Even if Marie Antoinette did not in fact say, “Let them eat cake,” the infamous phrase has long gripped the imaginations of both historians and eaters alike, representing both the delusion and decadence of the elite.
On November 29 diners will turn to the rich and delicious history of the fall of empires across the globe. Beginning in the first century CE, the notorious gourmand Apicius will be our guide through the fall of the Roman Republic and the rise of the Roman Empire. Kitab al-Tabiq, the oldest surviving Arabic cookbook, will help us explore the fall of the Umayyad Caliphate through the palates of the eighth century empire. We will join Marie Antoinette on the Flight to Varennes, with an appropriately conspicuous pièce de résistance from classical haute cuisine. Finally, the Romanov’s will bring us into the twentieth century, as we discuss the lasting impact of the Russian Revolution over dessert.
Join us for our final Dinners of the Past in 2018 as we examine how both empire and revolution affect not only our politics but the way we eat.
We cannot accommodate dietary restrictions and allergies. Tickets will go on sale 11/13 at 10 AM.

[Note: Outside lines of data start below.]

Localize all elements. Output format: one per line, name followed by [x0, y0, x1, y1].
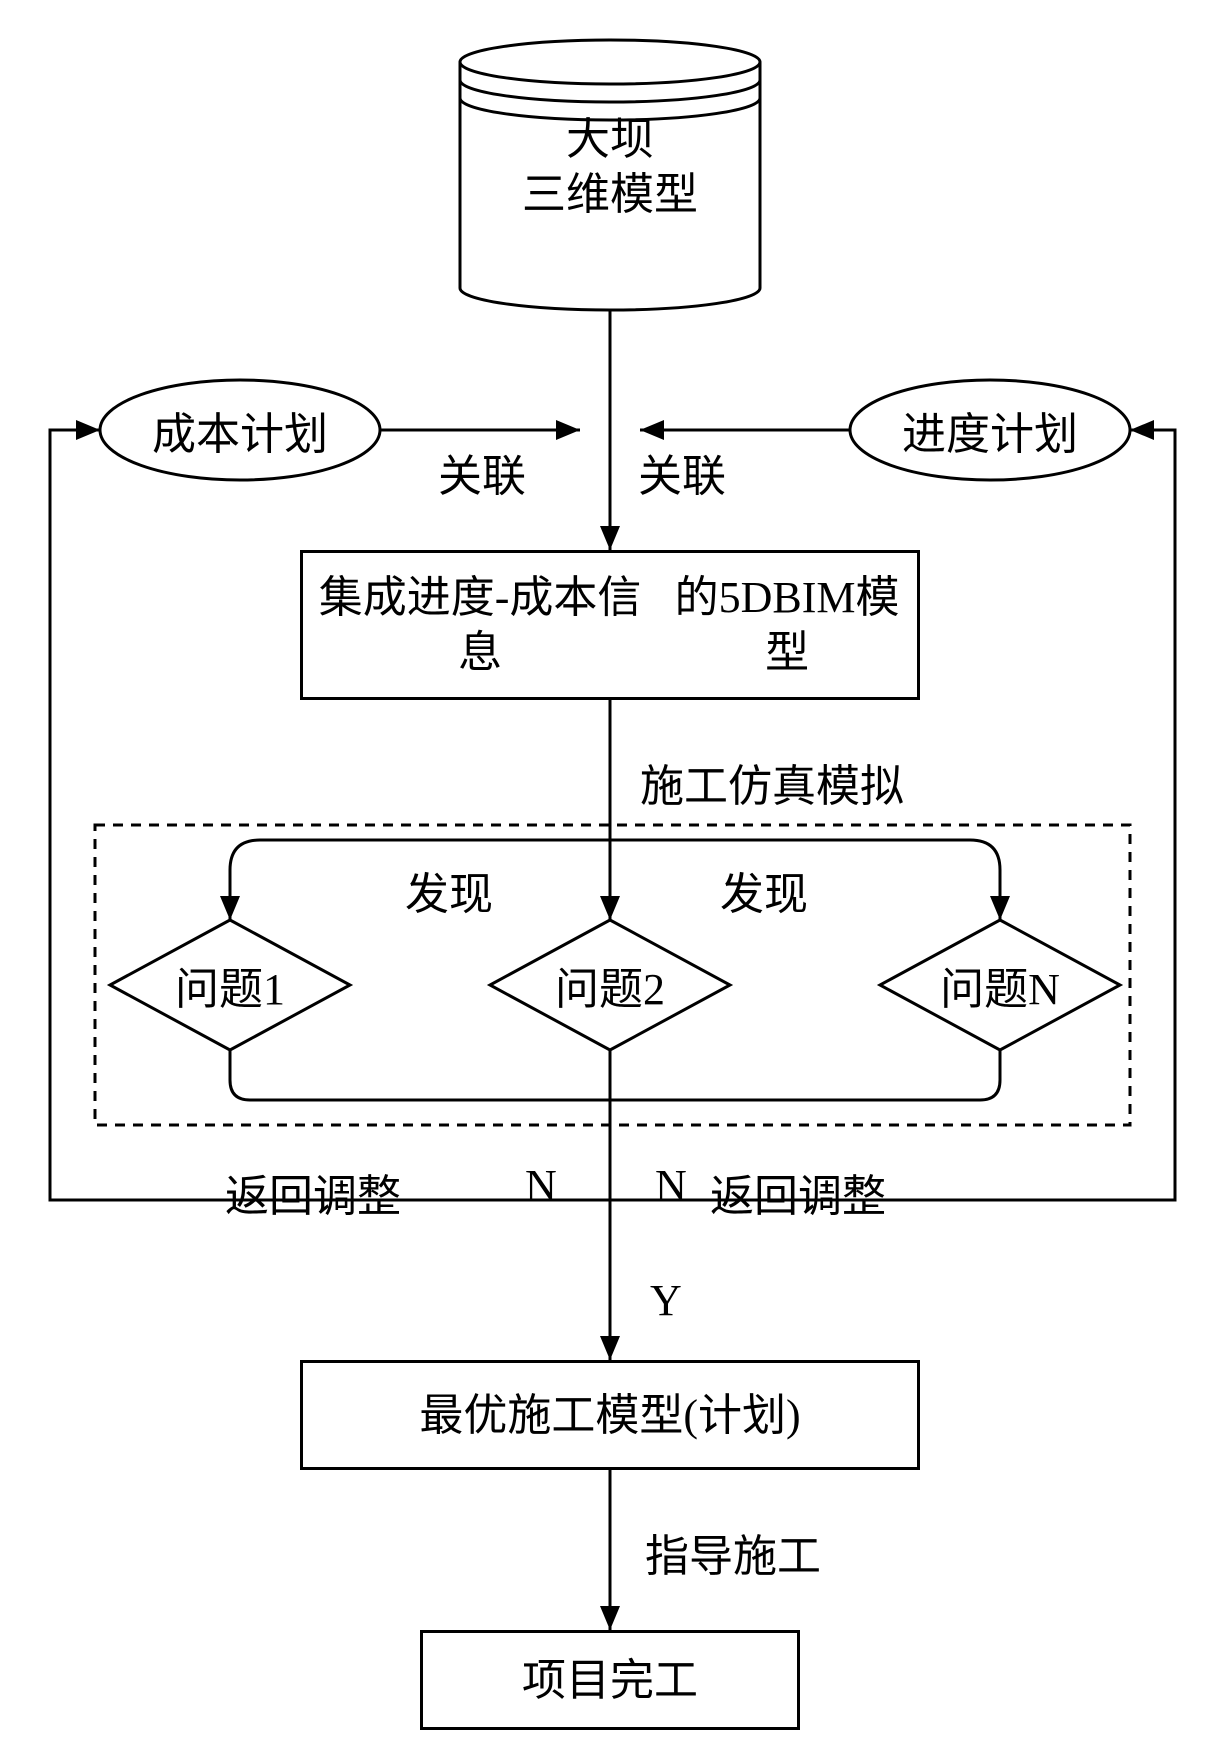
label-assoc_r: 关联 — [638, 440, 726, 504]
label-n_r: N — [655, 1160, 687, 1211]
label-find_l: 发现 — [405, 858, 493, 922]
done-box: 项目完工 — [420, 1630, 800, 1730]
cost-ellipse: 成本计划 — [100, 380, 380, 480]
db-cylinder-text: 大坝三维模型 — [460, 112, 760, 222]
label-ret_r: 返回调整 — [710, 1160, 886, 1224]
bim-box: 集成进度-成本信息的5DBIM模型 — [300, 550, 920, 700]
qn-diamond: 问题N — [880, 920, 1120, 1050]
opt-box: 最优施工模型(计划) — [300, 1360, 920, 1470]
label-find_r: 发现 — [720, 858, 808, 922]
label-assoc_l: 关联 — [438, 440, 526, 504]
q2-diamond: 问题2 — [490, 920, 730, 1050]
label-guide: 指导施工 — [645, 1520, 821, 1584]
sched-ellipse: 进度计划 — [850, 380, 1130, 480]
label-n_l: N — [525, 1160, 557, 1211]
label-sim: 施工仿真模拟 — [640, 750, 904, 814]
label-ret_l: 返回调整 — [225, 1160, 401, 1224]
label-y: Y — [650, 1275, 682, 1326]
q1-diamond: 问题1 — [110, 920, 350, 1050]
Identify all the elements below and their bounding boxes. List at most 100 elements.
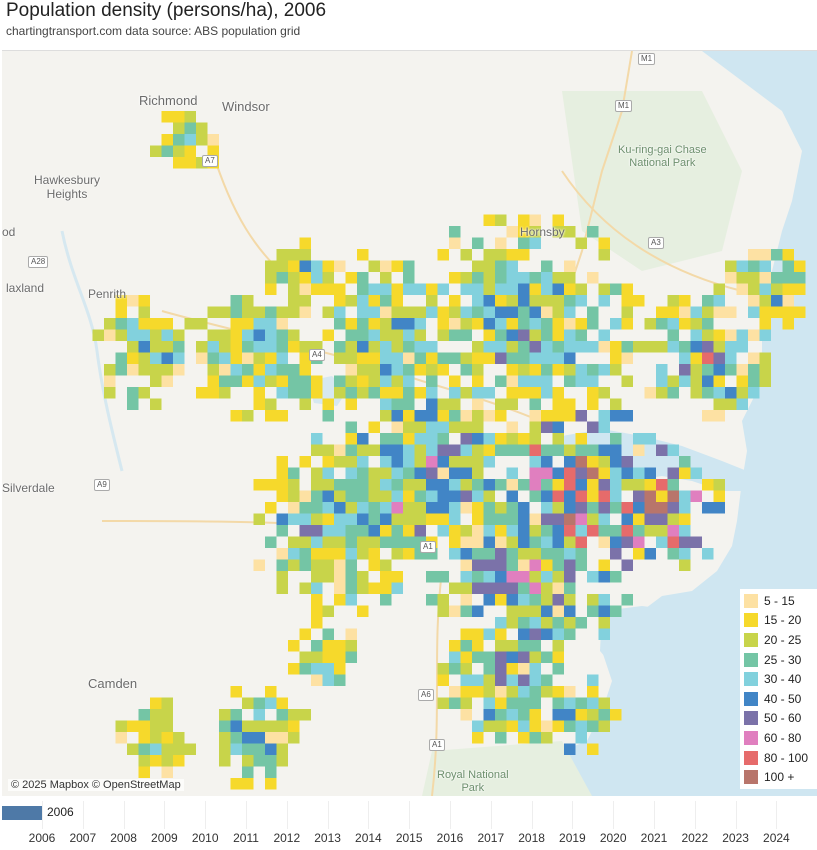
density-cell[interactable] (541, 364, 553, 376)
density-cell[interactable] (598, 628, 611, 641)
density-cell[interactable] (150, 755, 162, 767)
density-cell[interactable] (380, 260, 392, 273)
density-cell[interactable] (621, 410, 634, 422)
density-cell[interactable] (518, 582, 530, 595)
density-cell[interactable] (621, 513, 634, 526)
year-label[interactable]: 2023 (722, 831, 749, 845)
density-cell[interactable] (748, 283, 760, 296)
density-cell[interactable] (380, 387, 392, 399)
density-cell[interactable] (460, 686, 473, 698)
density-cell[interactable] (403, 479, 415, 491)
density-cell[interactable] (575, 720, 588, 733)
density-cell[interactable] (449, 237, 461, 250)
density-cell[interactable] (679, 548, 691, 560)
density-cell[interactable] (483, 352, 496, 365)
density-cell[interactable] (414, 467, 427, 480)
density-cell[interactable] (127, 318, 139, 330)
density-cell[interactable] (483, 663, 496, 675)
density-cell[interactable] (748, 364, 760, 376)
density-cell[interactable] (449, 387, 461, 399)
density-cell[interactable] (242, 364, 254, 376)
density-cell[interactable] (288, 249, 300, 261)
year-label[interactable]: 2024 (763, 831, 790, 845)
density-cell[interactable] (426, 398, 438, 411)
density-cell[interactable] (518, 709, 530, 721)
density-cell[interactable] (552, 720, 565, 733)
density-cell[interactable] (702, 329, 714, 342)
density-cell[interactable] (357, 387, 369, 399)
density-cell[interactable] (621, 306, 634, 319)
density-cell[interactable] (437, 306, 450, 319)
density-cell[interactable] (322, 490, 335, 503)
density-cell[interactable] (437, 467, 450, 480)
density-cell[interactable] (288, 548, 300, 560)
density-cell[interactable] (656, 306, 668, 319)
density-cell[interactable] (322, 640, 335, 652)
density-cell[interactable] (414, 490, 427, 503)
density-cell[interactable] (759, 364, 772, 376)
density-cell[interactable] (702, 318, 714, 330)
density-cell[interactable] (230, 352, 243, 365)
density-cell[interactable] (253, 720, 266, 733)
density-cell[interactable] (621, 456, 634, 468)
density-cell[interactable] (403, 456, 415, 468)
density-cell[interactable] (495, 697, 507, 710)
density-cell[interactable] (288, 536, 300, 549)
density-cell[interactable] (771, 283, 783, 296)
density-cell[interactable] (587, 571, 599, 583)
density-cell[interactable] (472, 582, 484, 595)
density-cell[interactable] (495, 444, 507, 457)
density-cell[interactable] (495, 640, 507, 652)
density-cell[interactable] (518, 375, 530, 388)
year-label[interactable]: 2015 (395, 831, 423, 845)
density-cell[interactable] (449, 490, 461, 503)
density-cell[interactable] (564, 513, 576, 526)
density-cell[interactable] (495, 502, 507, 514)
density-cell[interactable] (368, 387, 381, 399)
density-cell[interactable] (138, 387, 151, 399)
density-cell[interactable] (575, 525, 588, 537)
density-cell[interactable] (276, 467, 289, 480)
density-cell[interactable] (667, 295, 680, 307)
density-cell[interactable] (564, 559, 576, 572)
density-cell[interactable] (610, 398, 622, 411)
density-cell[interactable] (495, 318, 507, 330)
density-cell[interactable] (207, 145, 220, 158)
density-cell[interactable] (391, 318, 404, 330)
density-cell[interactable] (299, 364, 312, 376)
density-cell[interactable] (518, 249, 530, 261)
density-cell[interactable] (794, 283, 806, 296)
density-cell[interactable] (449, 605, 461, 618)
density-cell[interactable] (736, 272, 749, 284)
density-cell[interactable] (380, 283, 392, 296)
density-cell[interactable] (357, 525, 369, 537)
density-cell[interactable] (184, 318, 197, 330)
density-cell[interactable] (391, 329, 404, 342)
density-cell[interactable] (552, 617, 565, 629)
density-cell[interactable] (460, 456, 473, 468)
density-cell[interactable] (529, 674, 542, 687)
density-cell[interactable] (748, 329, 760, 342)
legend-item[interactable]: 5 - 15 (744, 591, 817, 611)
density-cell[interactable] (679, 559, 691, 572)
density-cell[interactable] (138, 755, 151, 767)
density-cell[interactable] (230, 306, 243, 319)
density-cell[interactable] (552, 467, 565, 480)
density-cell[interactable] (276, 697, 289, 710)
density-cell[interactable] (644, 479, 657, 491)
density-cell[interactable] (483, 686, 496, 698)
density-cell[interactable] (242, 732, 254, 744)
density-cell[interactable] (541, 513, 553, 526)
density-cell[interactable] (483, 582, 496, 595)
density-cell[interactable] (426, 433, 438, 445)
density-cell[interactable] (161, 755, 174, 767)
density-cell[interactable] (391, 375, 404, 388)
density-cell[interactable] (150, 743, 162, 756)
density-cell[interactable] (403, 433, 415, 445)
density-cell[interactable] (541, 341, 553, 353)
density-cell[interactable] (311, 444, 323, 457)
density-cell[interactable] (357, 548, 369, 560)
density-cell[interactable] (403, 421, 415, 434)
density-cell[interactable] (426, 548, 438, 560)
density-cell[interactable] (518, 502, 530, 514)
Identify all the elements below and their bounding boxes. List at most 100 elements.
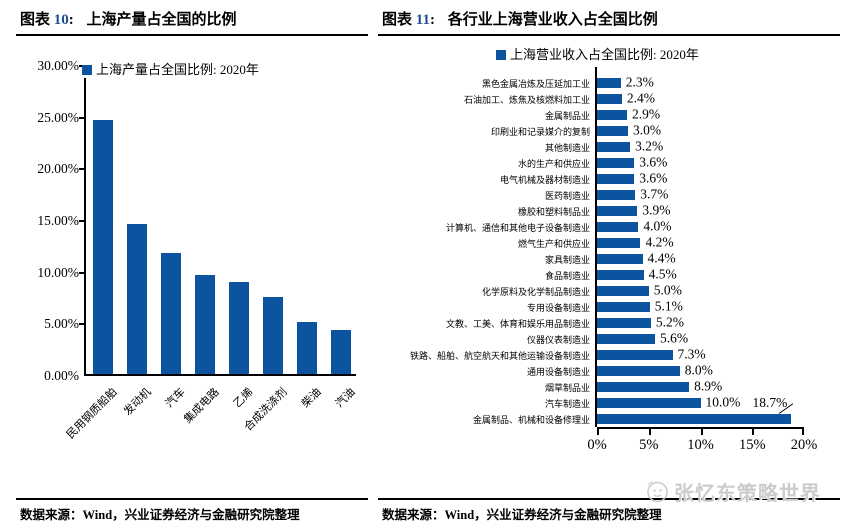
bar-track: 3.6% <box>597 171 840 187</box>
bar <box>597 286 649 296</box>
category-label: 印刷业和记录媒介的复制 <box>490 126 590 137</box>
legend-swatch-icon <box>82 65 92 75</box>
y-tick-mark <box>79 168 84 171</box>
chart-row: 医药制造业 3.7% <box>378 187 840 203</box>
chart-row: 仪器仪表制造业 5.6% <box>378 331 840 347</box>
shanghai-revenue-chart: 上海营业收入占全国比例: 2020年 黑色金属冶炼及压延加工业 2.3% 石油加工、… <box>378 44 840 453</box>
bar-track: 5.0% <box>597 283 840 299</box>
bar <box>597 94 622 104</box>
chart-row: 计算机、通信和其他电子设备制造业 4.0% <box>378 219 840 235</box>
bar <box>597 350 673 360</box>
watermark-text: 张忆东策略世界 <box>674 483 821 505</box>
bar <box>597 190 636 200</box>
bar <box>597 158 635 168</box>
bar <box>597 110 627 120</box>
category-label: 电气机械及器材制造业 <box>499 174 590 185</box>
figure-number: 11 <box>415 12 430 28</box>
x-axis: 0% 5% 10% 15% 20% <box>587 427 817 453</box>
chart-row: 烟草制品业 8.9% <box>378 379 840 395</box>
bar <box>597 238 641 248</box>
x-tick-label: 20% <box>790 437 818 453</box>
x-tick-label: 0% <box>587 437 607 453</box>
x-tick-mark <box>700 429 703 435</box>
x-tick-mark <box>752 429 755 435</box>
bar <box>597 382 690 392</box>
data-label: 5.0% <box>653 282 682 298</box>
bar-track: 18.7% <box>597 395 840 427</box>
chart-row: 专用设备制造业 5.1% <box>378 299 840 315</box>
bar <box>263 296 283 374</box>
y-tick-label: 5.00% <box>44 316 79 332</box>
watermark: 张忆东策略世界 <box>645 477 821 506</box>
bar <box>597 254 643 264</box>
bar-track: 3.0% <box>597 123 840 139</box>
data-label: 5.6% <box>659 330 689 346</box>
bar-track: 3.2% <box>597 139 840 155</box>
data-label: 8.9% <box>694 378 723 394</box>
chart-row: 电气机械及器材制造业 3.6% <box>378 171 840 187</box>
bar-track: 5.6% <box>597 331 840 347</box>
category-label: 水的生产和供应业 <box>517 158 590 169</box>
data-label: 5.1% <box>654 298 683 314</box>
plot-area: 30.00% 25.00% 20.00% 15.00% 10.00% 5.00% 0.00%… <box>37 58 357 441</box>
bar <box>229 282 249 374</box>
y-tick-label: 25.00% <box>37 109 79 125</box>
figure-label: 图表 <box>382 12 413 28</box>
bar <box>597 222 639 232</box>
chart-row: 化学原料及化学制品制造业 5.0% <box>378 283 840 299</box>
left-source-note: 数据来源：Wind，兴业证券经济与金融研究院整理 <box>16 498 368 523</box>
figure-label: 图表 <box>20 12 51 28</box>
data-label: 2.4% <box>626 90 655 106</box>
right-chart-header: 图表 11: 各行业上海营业收入占全国比例 <box>378 6 840 36</box>
chart-row: 铁路、船舶、航空航天和其他运输设备制造业 7.3% <box>378 347 840 363</box>
bar-track: 5.2% <box>597 315 840 331</box>
bar <box>93 119 113 374</box>
bar-track: 8.0% <box>597 363 840 379</box>
figure-colon: : <box>429 12 435 28</box>
figure-title: 各行业上海营业收入占全国比例 <box>447 12 658 28</box>
category-label: 金属制品业 <box>544 110 590 121</box>
category-label: 仪器仪表制造业 <box>526 334 590 345</box>
data-label: 3.9% <box>642 202 671 218</box>
category-label: 燃气生产和供应业 <box>517 238 590 249</box>
category-label: 石油加工、炼焦及核燃料加工业 <box>463 94 590 105</box>
x-tick-label: 5% <box>639 437 659 453</box>
y-tick-mark <box>79 220 84 222</box>
bar-track: 8.9% <box>597 379 840 395</box>
category-label: 橡胶和塑料制品业 <box>517 206 590 217</box>
right-panel: 图表 11: 各行业上海营业收入占全国比例 上海营业收入占全国比例: 2020年… <box>378 6 840 453</box>
chart-row: 通用设备制造业 8.0% <box>378 363 840 379</box>
data-label: 4.0% <box>643 218 672 234</box>
bar <box>597 206 638 216</box>
data-label: 3.0% <box>633 122 662 138</box>
data-label: 10.0% <box>705 394 741 410</box>
bar-track: 4.2% <box>597 235 840 251</box>
x-tick-label: 10% <box>687 437 714 453</box>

Victoria is the founder and resident historian of Edible History. She is a former museum educator who has worked at The Metropolitan Museum of Art, The New York Public Library, and The Intrepid Sea, Air and Space Museum. Victoria holds a degree in History from the University of Edinburgh in the United Kingdom and is currently enrolled in the MA Historical Studies program at The New School in New York City. She has led more than 30 Edible History dinners around New York City—in restaurants, urban farms, historical homes, and even a pottery studio.
Jay is Edible History’s Executive Chef, who takes on the challenge of recreating recipes from period manuscripts, quite literally bringing the past to life through dishes that are hundreds of years old. Jay studied Pastry at the French Culinary Institute and has worked at the Michelin 2-star Corton and New York’s legendary WD-50. A veteran of the New York City underground supper club scene, he has had a long interest in historical cuisine. He specializes in a hybrid of modern techniques with classically inspired French cuisine, as well as strong Asian flavor influences.
MOFAD Executive Chef John Hutt is a lifelong chef with a passion and interest in theory, history, science and culture of food. He has opened restaurants, written papers, cooked a lot of food for a lot of people, and travelled the world eating and drinking delicious things. He came to MOFAD from the El Bulli institute in Barcelona, where he was working on the theory and practice of food and cooking.